As in-person events come back in full-swing, a Fort Worth-based startup is looking to engage fans at event venues while making an impact outside of the stadium, too.
Digital Seat Media, a platform aimed at connecting fans to brands and their favorite teams and artists, is seeking to raise a $5 million funding round to help the company accelerate its growth into more venues across the country, in addition to testing out new use cases for its tech.
“We’re shifting now to a more holistic approach to technology in general,” Cameron Fowler, co-founder and CEO, told Dallas Innovates. “Originally we went after sports and said, ‘This is an industry that makes a lot of sense for this platform.’ We’re really looking at Digital Seat now as a technology platform that is anywhere that you want engagement with a customer or with a fan. There’s a lot of opportunity for us to go out and expand on these other verticals.”
‘The world has opened back up’
For fans, Digital Seat Media’s technology works fairly simply. By scanning a QR code attached to their seat with the phone, fans can access digital programming about the event, report incidents, order food on-demand, and engage with promotional material from event advertisers, which helps brands target specific demographics like season ticket holders and track the success of their campaigns during the event.
Through an exclusive, multi-year partnership that it landed in 2019 with Learfield IMG College, a Plano-based collegiate athletics-focused media and tech firm, much of Digital Seat Media’s past work has focused on college sports. The company’s technology has been deployed at venues like Texas Christian University and Southern Methodist University.
Adding NBA teams and PGA events
Fowler said the company has since expanded into professional sports, with its first deals in the space including the NBA’s Oklahoma City Thunder and Utah Jazz. The company has also recently added professional golf to its verticals, with its technology being used at the Veritex Bank Championships in Arlington last month, where users were able to use the QR tags to check out things like the leadership board and course map.
“We’re getting a lot of inbound requests now from sports teams, entertainment venues, and different brand partners from a technology perspective that see the value of what we’re doing,” Fowler said. “Last year it was, ‘Well, we don’t necessarily know what (live events are) going to look like.’ Now it’s, ‘The world has opened back up for the most part. We’re ready to start spending some sponsorship dollars or to see if (Digital Seat Media’s technology) is something that could work for our brand.’”
Application expansion to concerts
Fowler said the company is also getting into the concert space. Digital Seat Media is working with experiential marketing firm Red Peg to implement a mobile wallet feature for ticketholders on Imagine Dragon’s current tour.
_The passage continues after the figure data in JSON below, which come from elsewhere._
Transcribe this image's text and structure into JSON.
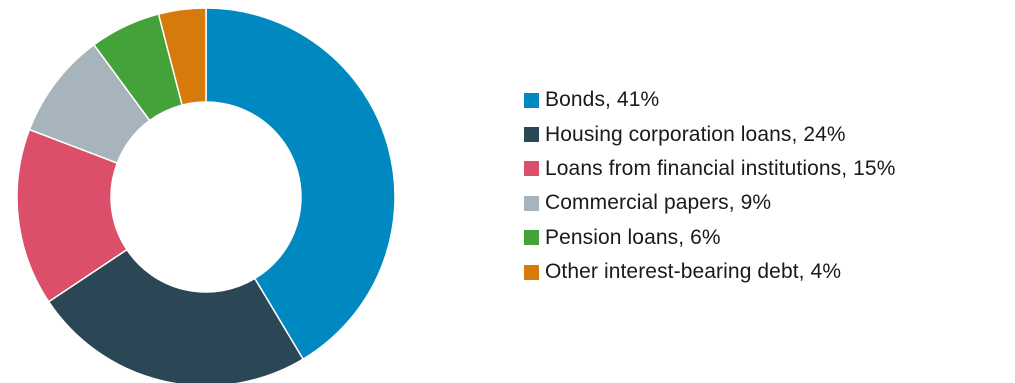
{
  "chart_data": {
    "type": "pie",
    "donut": true,
    "legend_position": "right",
    "categories": [
      "Bonds",
      "Housing corporation loans",
      "Loans from financial institutions",
      "Commercial papers",
      "Pension loans",
      "Other interest-bearing debt"
    ],
    "values": [
      41,
      24,
      15,
      9,
      6,
      4
    ],
    "colors": [
      "#0088c0",
      "#2b4755",
      "#db4f6b",
      "#a8b4bb",
      "#43a33a",
      "#d67a0c"
    ],
    "legend_labels": [
      "Bonds, 41%",
      "Housing corporation loans, 24%",
      "Loans from financial institutions, 15%",
      "Commercial papers, 9%",
      "Pension loans, 6%",
      "Other interest-bearing debt, 4%"
    ],
    "title": "",
    "start_angle_deg": 0,
    "direction": "clockwise"
  }
}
Student suicide prevention and more
However, one of the areas Fowler said he is particularly excited to see his tech deployed is through an initiative the company is calling Digital Student, which it’s developed in partnership with the National Suicide Prevention Lifeline. As with the tech’s use at venues, the platform would allow high school and college students to scan a QR code in their dorm or to their student ID to seek help for mental health crises, along with doing things like reporting harassment or finding a lost item.
“We think that what we built drives value in a lot of things, not just necessarily sports,” Fowler said.
Pandemic pivot to platform expansion
Digital Seat Media launched in 2018. The pandemic initially slowed business, forcing the company’s then 18-person team to take salary cuts and focus some efforts on contact tracing. However, Fowler now says the company is seeing a number of inbound requests from sports teams and entertainment venues, in part due to the company no longer needing to explain QR technology, due to its rapid adoption at places like restaurants during the pandemic. That’s translated to more than 1 million of Digital Seat Media’s tags being deployed across more than 40 venues nationwide and the company working with big-name brands like Starbucks, Coca-Cola, and Google through its platform.
“We’re really seeing a lot of microtargeting, which is trending,” Fowler said. “Brands and teams are going, ‘I’ve got to find a better way to communicate with that fan on a one-to-one level, than just a one-size-meets-all approach.”
Fueling growth with new funding
Now with a team of around 35, Digital Seat Media is looking to grow with its $5 million fundraising effort, which Fowler said he expects to wrap up within the next 60 to 90 days. The company has already secured $1.5 million for the raise, which will bring Digital Seat Media’s total funding to nearly $11 million from existing backer Half Acre Capital.
“We also have some other funds that we’re talking to in different areas that we think are really going to help grow the business, not just from a capital perspective, but from a reach perspective,” Fowler said.
With the expected new funding, Fowler said the company aims to grow its team to between 45 and 50 employees, largely focusing on sales positions. Digital Seat Media will then seek to further its expansion into the sports and entertainment space both in the U.S. and internationally, along with eyeing moves into adjacent spaces like non-fungible tokens that give fans access to exclusive content and events and using the platform to enable sports betting at events.
‘An all-in-one solution’
“We really see that future as an all-in-one solution,” Fowler said. “There’s going to be a role where you’re starting to introduce a lot of other data points of ticket sales, parking data, and other things into one data lake—so you really have a good eye for what that end-to-end consumer journey is from the time they buy their ticket to when they’re in the stadium and when they leave.”